Australia and New Zealand Banking Group Ltd and Barclays PLC also cut their forecasts and now expect full-year growth to be below 5 percent.
For China, “evidence of factories re-starting — albeit very unevenly and tentatively — means that the recovery will be somewhat short of a resounding V-shaped rebound,” said Vishnu Varathan, head of economics and strategy at Mizuho Bank Ltd in Singapore. “The bigger picture of a tepid recovery from brutal seizures remains.”
Global markets have been roiled by virus fears, with equities and bond yields sliding early yesterday, before rebounding amid signs of support from central banks.

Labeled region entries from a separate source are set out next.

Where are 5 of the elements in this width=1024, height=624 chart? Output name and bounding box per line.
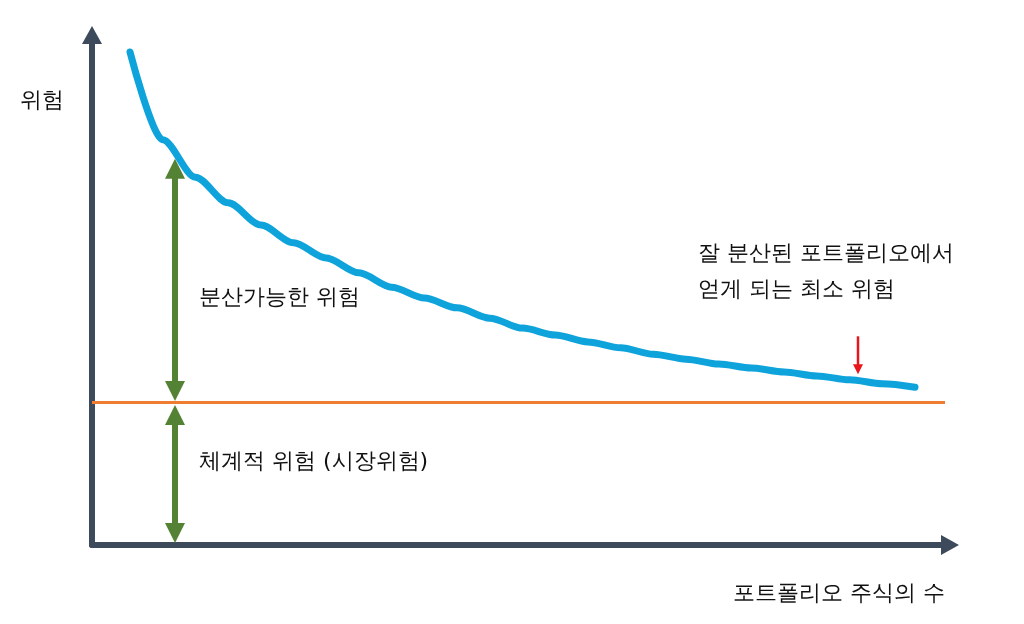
- y-axis-title: 위험: [20, 86, 64, 112]
- x-axis-title: 포트폴리오 주식의 수: [733, 579, 945, 605]
- annotation: 체계적 위험 (시장위험): [199, 447, 429, 473]
- annotation: 분산가능한 위험: [199, 283, 360, 309]
- annotation: 잘 분산된 포트폴리오에서 얻게 되는 최소 위험: [698, 239, 954, 301]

The US Federal Reserve on Friday signaled that it is open to easing policy, while Bank of Japan Governor Haruhiko Kuroda yesterday issued an emergency statement to calm market jitters.
Indonesia was a lone bright spot in the regional data, seeing its PMI gauge rise to 51.9, its first reading in expansion since June.
Southeast Asia’s biggest economy yesterday confirmed its first two coronavirus cases, amid concern that testing has not been vigorous enough.
“We expect China’s PMIs to see some improvement in the coming months. Yet the continued disruptions in the supply chain and weakness of the Chinese economy could put downward pressures on the regional economies for some time. Policy support is expected across in China and the rest of Asia,” Bloomberg Economics chief Asia economist Chang Shu (舒暢) said.
China’s economy is gradually returning to work with activity likely running at 60 to 70 percent capacity last week, a Bloomberg Economics report said, up from about 50 percent two weeks ago.
South Korea has been particularly hard-hit over the past two weeks, as virus cases surged above 4,200.
The Bank of Korea refrained from cutting interest rates when it met last week, opting instead to extend inexpensive loans to small businesses and leaving it for the government to take broader action.
South Korea’s manufacturers and exporters are likely to remain under pressure, said Joe Hayes, an economist at IHS Markit.
“Even if demand does recover, day-to-day operations are likely to suffer as firms seek alternative suppliers or operate below capacity until normality across supply chains is restored,” he said.